The customer details are the latest from a historic data breach to be touted online, with Motherboard reporting the whole database costs just $150 (£102).
Earlier this month the social network admitted customer details had been compromised back in 2013, but didn’t say how many accounts were affected.
The database for sale includes email addresses and passwords. However, the passwords are hashed, a process that turns them into a string of digits rather than storing them as plain text.
In a statement earlier this month Tumblr also said the passwords were “salted”. This means the company has added some random data to the passwords, making them harder to translate into a readable format. While not impossible to crack, the technique makes it harder for criminals to access the password data.
“Our analysis gives us no reason to believe that this information was used to access Tumblr accounts,” the company, now owned by Yahoo! said in a statement. It will be asking all Tumblr users who were affected to set a new password.
Security researcher Troy Hunt has added the Tumblr database to the haveibeenpwned database, which allows users to enter their email addresses and find out if they were included in the breach. He said there had been a rise in the number of “historical mega breaches” occurring in the last month.
Last week Hunt added user information from 164,611,595 LinkedIn accounts to the website. LinkedIn was first targeted in 2012 but the data only started to be sold on the dark web this month.

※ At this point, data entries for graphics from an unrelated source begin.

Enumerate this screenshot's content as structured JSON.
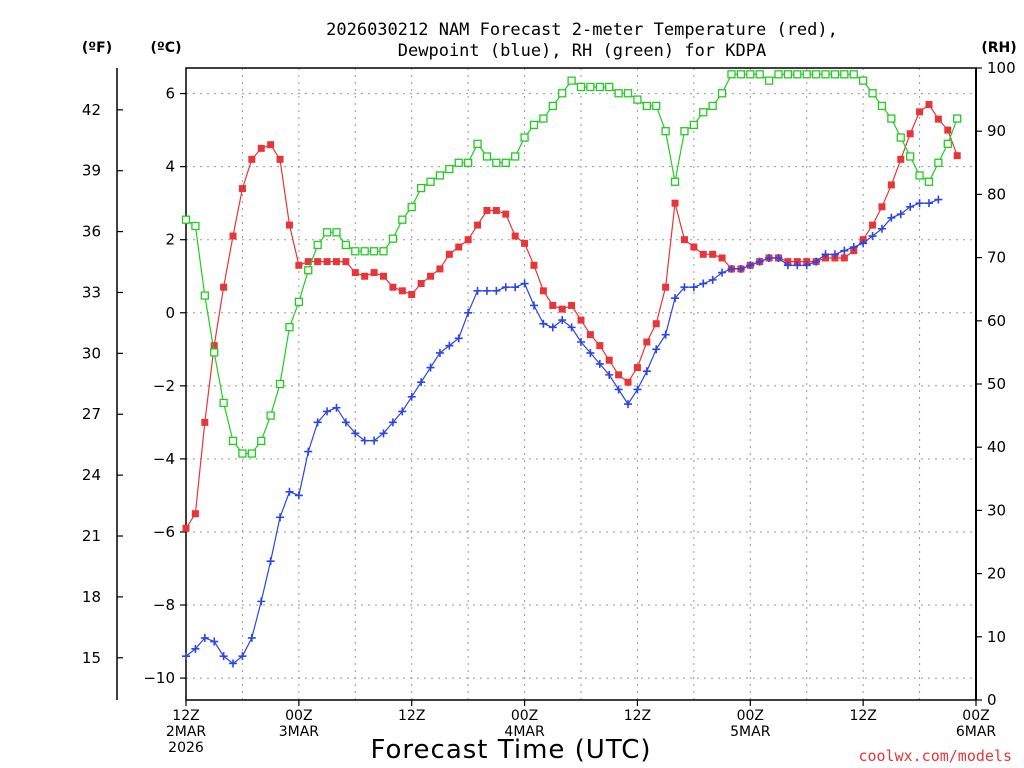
{
  "chart_data": {
    "type": "line",
    "title_line1": "2026030212 NAM Forecast 2-meter Temperature (red),",
    "title_line2": "Dewpoint (blue), RH (green) for KDPA",
    "xlabel": "Forecast Time (UTC)",
    "units": {
      "left_f": "(ºF)",
      "left_c": "(ºC)",
      "right_rh": "(RH)"
    },
    "credit": "coolwx.com/models",
    "x_range_hours": [
      0,
      84
    ],
    "x_ticks": [
      {
        "hour": 0,
        "lines": [
          "12Z",
          "2MAR",
          "2026"
        ]
      },
      {
        "hour": 12,
        "lines": [
          "00Z",
          "3MAR"
        ]
      },
      {
        "hour": 24,
        "lines": [
          "12Z"
        ]
      },
      {
        "hour": 36,
        "lines": [
          "00Z",
          "4MAR"
        ]
      },
      {
        "hour": 48,
        "lines": [
          "12Z"
        ]
      },
      {
        "hour": 60,
        "lines": [
          "00Z",
          "5MAR"
        ]
      },
      {
        "hour": 72,
        "lines": [
          "12Z"
        ]
      },
      {
        "hour": 84,
        "lines": [
          "00Z",
          "6MAR"
        ]
      }
    ],
    "c_axis": {
      "min": -10.6,
      "max": 6.7,
      "ticks": [
        -10,
        -8,
        -6,
        -4,
        -2,
        0,
        2,
        4,
        6
      ]
    },
    "f_axis": {
      "ticks": [
        15,
        18,
        21,
        24,
        27,
        30,
        33,
        36,
        39,
        42
      ]
    },
    "rh_axis": {
      "min": 0,
      "max": 100,
      "ticks": [
        0,
        10,
        20,
        30,
        40,
        50,
        60,
        70,
        80,
        90,
        100
      ]
    },
    "series": [
      {
        "key": "temperature",
        "color": "#e8353a",
        "marker": "filled-square",
        "units": "C",
        "values": [
          [
            0,
            -5.9
          ],
          [
            1,
            -5.5
          ],
          [
            2,
            -3.0
          ],
          [
            3,
            -0.9
          ],
          [
            4,
            0.7
          ],
          [
            5,
            2.1
          ],
          [
            6,
            3.4
          ],
          [
            7,
            4.2
          ],
          [
            8,
            4.5
          ],
          [
            9,
            4.6
          ],
          [
            10,
            4.2
          ],
          [
            11,
            2.4
          ],
          [
            12,
            1.3
          ],
          [
            13,
            1.4
          ],
          [
            14,
            1.4
          ],
          [
            15,
            1.4
          ],
          [
            16,
            1.4
          ],
          [
            17,
            1.4
          ],
          [
            18,
            1.1
          ],
          [
            19,
            1.0
          ],
          [
            20,
            1.1
          ],
          [
            21,
            1.0
          ],
          [
            22,
            0.7
          ],
          [
            23,
            0.6
          ],
          [
            24,
            0.5
          ],
          [
            25,
            0.8
          ],
          [
            26,
            1.0
          ],
          [
            27,
            1.2
          ],
          [
            28,
            1.6
          ],
          [
            29,
            1.8
          ],
          [
            30,
            2.0
          ],
          [
            31,
            2.4
          ],
          [
            32,
            2.8
          ],
          [
            33,
            2.8
          ],
          [
            34,
            2.7
          ],
          [
            35,
            2.1
          ],
          [
            36,
            1.9
          ],
          [
            37,
            1.3
          ],
          [
            38,
            0.6
          ],
          [
            39,
            0.2
          ],
          [
            40,
            0.1
          ],
          [
            41,
            0.2
          ],
          [
            42,
            -0.2
          ],
          [
            43,
            -0.6
          ],
          [
            44,
            -0.9
          ],
          [
            45,
            -1.3
          ],
          [
            46,
            -1.7
          ],
          [
            47,
            -1.9
          ],
          [
            48,
            -1.5
          ],
          [
            49,
            -0.8
          ],
          [
            50,
            -0.3
          ],
          [
            51,
            0.7
          ],
          [
            52,
            3.0
          ],
          [
            53,
            2.0
          ],
          [
            54,
            1.8
          ],
          [
            55,
            1.6
          ],
          [
            56,
            1.6
          ],
          [
            57,
            1.5
          ],
          [
            58,
            1.2
          ],
          [
            59,
            1.2
          ],
          [
            60,
            1.3
          ],
          [
            61,
            1.4
          ],
          [
            62,
            1.5
          ],
          [
            63,
            1.5
          ],
          [
            64,
            1.4
          ],
          [
            65,
            1.4
          ],
          [
            66,
            1.4
          ],
          [
            67,
            1.4
          ],
          [
            68,
            1.5
          ],
          [
            69,
            1.5
          ],
          [
            70,
            1.5
          ],
          [
            71,
            1.7
          ],
          [
            72,
            2.0
          ],
          [
            73,
            2.4
          ],
          [
            74,
            2.9
          ],
          [
            75,
            3.5
          ],
          [
            76,
            4.2
          ],
          [
            77,
            4.9
          ],
          [
            78,
            5.5
          ],
          [
            79,
            5.7
          ],
          [
            80,
            5.3
          ],
          [
            81,
            5.0
          ],
          [
            82,
            4.3
          ]
        ]
      },
      {
        "key": "dewpoint",
        "color": "#2b45e6",
        "marker": "plus",
        "units": "C",
        "values": [
          [
            0,
            -9.4
          ],
          [
            1,
            -9.2
          ],
          [
            2,
            -8.9
          ],
          [
            3,
            -9.0
          ],
          [
            4,
            -9.4
          ],
          [
            5,
            -9.6
          ],
          [
            6,
            -9.4
          ],
          [
            7,
            -8.9
          ],
          [
            8,
            -7.9
          ],
          [
            9,
            -6.8
          ],
          [
            10,
            -5.6
          ],
          [
            11,
            -4.9
          ],
          [
            12,
            -5.0
          ],
          [
            13,
            -3.8
          ],
          [
            14,
            -3.0
          ],
          [
            15,
            -2.7
          ],
          [
            16,
            -2.6
          ],
          [
            17,
            -3.0
          ],
          [
            18,
            -3.3
          ],
          [
            19,
            -3.5
          ],
          [
            20,
            -3.5
          ],
          [
            21,
            -3.3
          ],
          [
            22,
            -3.0
          ],
          [
            23,
            -2.7
          ],
          [
            24,
            -2.3
          ],
          [
            25,
            -1.9
          ],
          [
            26,
            -1.5
          ],
          [
            27,
            -1.1
          ],
          [
            28,
            -0.9
          ],
          [
            29,
            -0.7
          ],
          [
            30,
            0.0
          ],
          [
            31,
            0.6
          ],
          [
            32,
            0.6
          ],
          [
            33,
            0.6
          ],
          [
            34,
            0.7
          ],
          [
            35,
            0.7
          ],
          [
            36,
            0.8
          ],
          [
            37,
            0.2
          ],
          [
            38,
            -0.3
          ],
          [
            39,
            -0.4
          ],
          [
            40,
            -0.2
          ],
          [
            41,
            -0.4
          ],
          [
            42,
            -0.8
          ],
          [
            43,
            -1.1
          ],
          [
            44,
            -1.4
          ],
          [
            45,
            -1.7
          ],
          [
            46,
            -2.1
          ],
          [
            47,
            -2.5
          ],
          [
            48,
            -2.1
          ],
          [
            49,
            -1.6
          ],
          [
            50,
            -1.0
          ],
          [
            51,
            -0.6
          ],
          [
            52,
            0.4
          ],
          [
            53,
            0.7
          ],
          [
            54,
            0.7
          ],
          [
            55,
            0.8
          ],
          [
            56,
            0.9
          ],
          [
            57,
            1.1
          ],
          [
            58,
            1.2
          ],
          [
            59,
            1.2
          ],
          [
            60,
            1.3
          ],
          [
            61,
            1.4
          ],
          [
            62,
            1.5
          ],
          [
            63,
            1.5
          ],
          [
            64,
            1.3
          ],
          [
            65,
            1.3
          ],
          [
            66,
            1.3
          ],
          [
            67,
            1.4
          ],
          [
            68,
            1.6
          ],
          [
            69,
            1.6
          ],
          [
            70,
            1.7
          ],
          [
            71,
            1.8
          ],
          [
            72,
            1.9
          ],
          [
            73,
            2.1
          ],
          [
            74,
            2.3
          ],
          [
            75,
            2.6
          ],
          [
            76,
            2.7
          ],
          [
            77,
            2.9
          ],
          [
            78,
            3.0
          ],
          [
            79,
            3.0
          ],
          [
            80,
            3.1
          ]
        ]
      },
      {
        "key": "rh",
        "color": "#22cc22",
        "marker": "open-square",
        "units": "%",
        "values": [
          [
            0,
            76
          ],
          [
            1,
            75
          ],
          [
            2,
            64
          ],
          [
            3,
            55
          ],
          [
            4,
            47
          ],
          [
            5,
            41
          ],
          [
            6,
            39
          ],
          [
            7,
            39
          ],
          [
            8,
            41
          ],
          [
            9,
            45
          ],
          [
            10,
            50
          ],
          [
            11,
            59
          ],
          [
            12,
            63
          ],
          [
            13,
            68
          ],
          [
            14,
            72
          ],
          [
            15,
            74
          ],
          [
            16,
            74
          ],
          [
            17,
            72
          ],
          [
            18,
            71
          ],
          [
            19,
            71
          ],
          [
            20,
            71
          ],
          [
            21,
            71
          ],
          [
            22,
            73
          ],
          [
            23,
            76
          ],
          [
            24,
            78
          ],
          [
            25,
            81
          ],
          [
            26,
            82
          ],
          [
            27,
            83
          ],
          [
            28,
            84
          ],
          [
            29,
            85
          ],
          [
            30,
            85
          ],
          [
            31,
            88
          ],
          [
            32,
            86
          ],
          [
            33,
            85
          ],
          [
            34,
            85
          ],
          [
            35,
            86
          ],
          [
            36,
            89
          ],
          [
            37,
            91
          ],
          [
            38,
            92
          ],
          [
            39,
            94
          ],
          [
            40,
            96
          ],
          [
            41,
            98
          ],
          [
            42,
            97
          ],
          [
            43,
            97
          ],
          [
            44,
            97
          ],
          [
            45,
            97
          ],
          [
            46,
            96
          ],
          [
            47,
            96
          ],
          [
            48,
            95
          ],
          [
            49,
            94
          ],
          [
            50,
            94
          ],
          [
            51,
            90
          ],
          [
            52,
            82
          ],
          [
            53,
            90
          ],
          [
            54,
            91
          ],
          [
            55,
            93
          ],
          [
            56,
            94
          ],
          [
            57,
            96
          ],
          [
            58,
            99
          ],
          [
            59,
            99
          ],
          [
            60,
            99
          ],
          [
            61,
            99
          ],
          [
            62,
            98
          ],
          [
            63,
            99
          ],
          [
            64,
            99
          ],
          [
            65,
            99
          ],
          [
            66,
            99
          ],
          [
            67,
            99
          ],
          [
            68,
            99
          ],
          [
            69,
            99
          ],
          [
            70,
            99
          ],
          [
            71,
            99
          ],
          [
            72,
            98
          ],
          [
            73,
            96
          ],
          [
            74,
            94
          ],
          [
            75,
            92
          ],
          [
            76,
            89
          ],
          [
            77,
            86
          ],
          [
            78,
            83
          ],
          [
            79,
            82
          ],
          [
            80,
            85
          ],
          [
            81,
            88
          ],
          [
            82,
            92
          ]
        ]
      }
    ]
  }
}
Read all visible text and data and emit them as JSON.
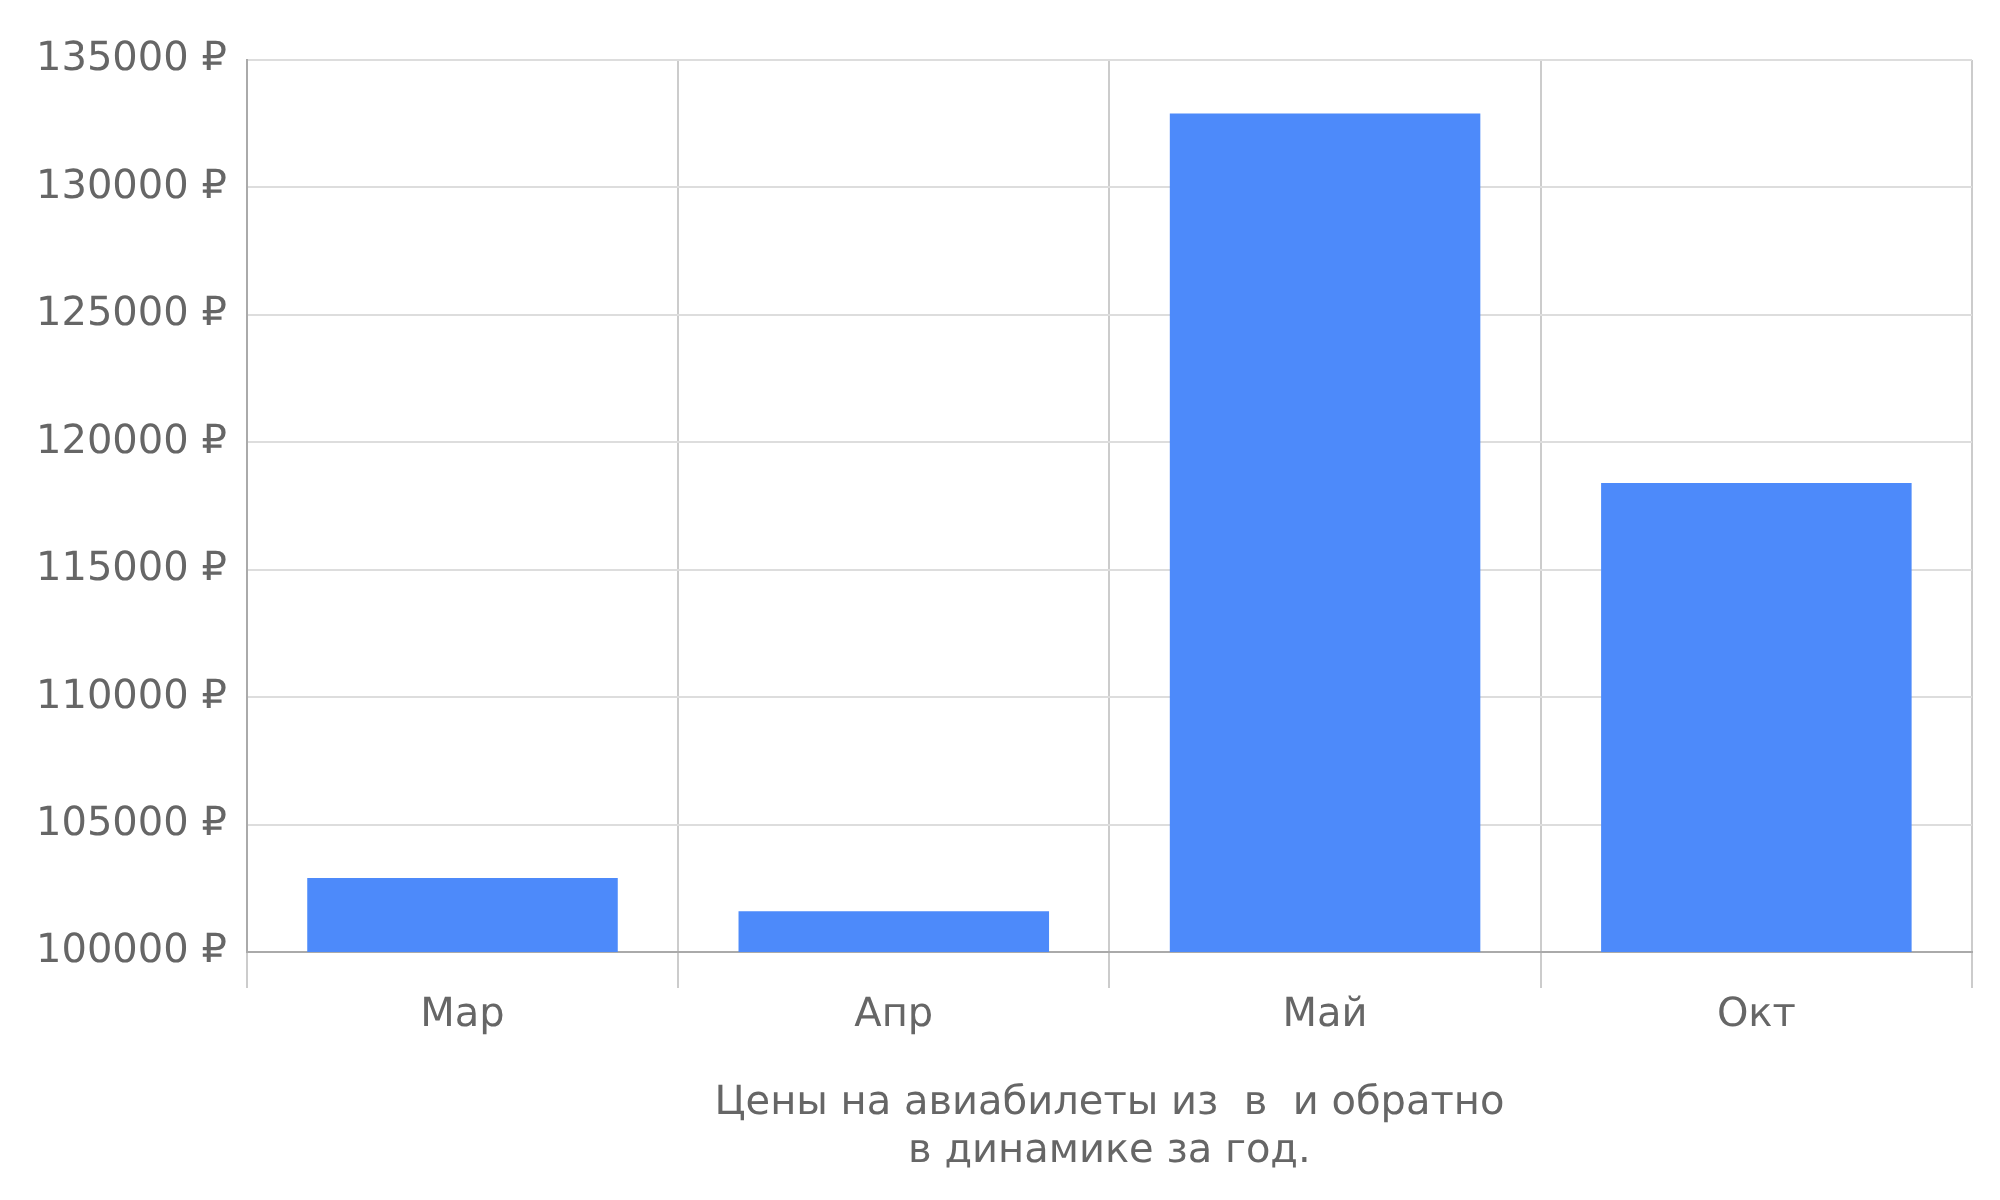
{
  "chart_data": {
    "type": "bar",
    "xlabel": "Цены на авиабилеты из  в  и обратно\nв динамике за год.",
    "categories": [
      "Мар",
      "Апр",
      "Май",
      "Окт"
    ],
    "values": [
      102900,
      101600,
      132900,
      118400
    ],
    "color": "#4d8afa",
    "ylim": [
      100000,
      135000
    ],
    "yticks": [
      {
        "value": 100000,
        "label": "100000 ₽"
      },
      {
        "value": 105000,
        "label": "105000 ₽"
      },
      {
        "value": 110000,
        "label": "110000 ₽"
      },
      {
        "value": 115000,
        "label": "115000 ₽"
      },
      {
        "value": 120000,
        "label": "120000 ₽"
      },
      {
        "value": 125000,
        "label": "125000 ₽"
      },
      {
        "value": 130000,
        "label": "130000 ₽"
      },
      {
        "value": 135000,
        "label": "135000 ₽"
      }
    ],
    "grid": true
  }
}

“There’s been some catalyst that has brought these breaches to light and to see them all fit this mould and appear in such a short period of time, I can’t help but wonder if they’re perhaps related,” Hunt wrote in a blogpost.
The Tumblr and LinkedIn data was sold on the dark web trading site The Real Deal. Earlier this month a database of 360 million MySpace accounts was also put up for sale on the site.
LeakedSource, a website that allows users to pay to see if their information has been leaked or hacked, said the hacked MySpace database contained usernames, email addresses, passwords and secondary passwords.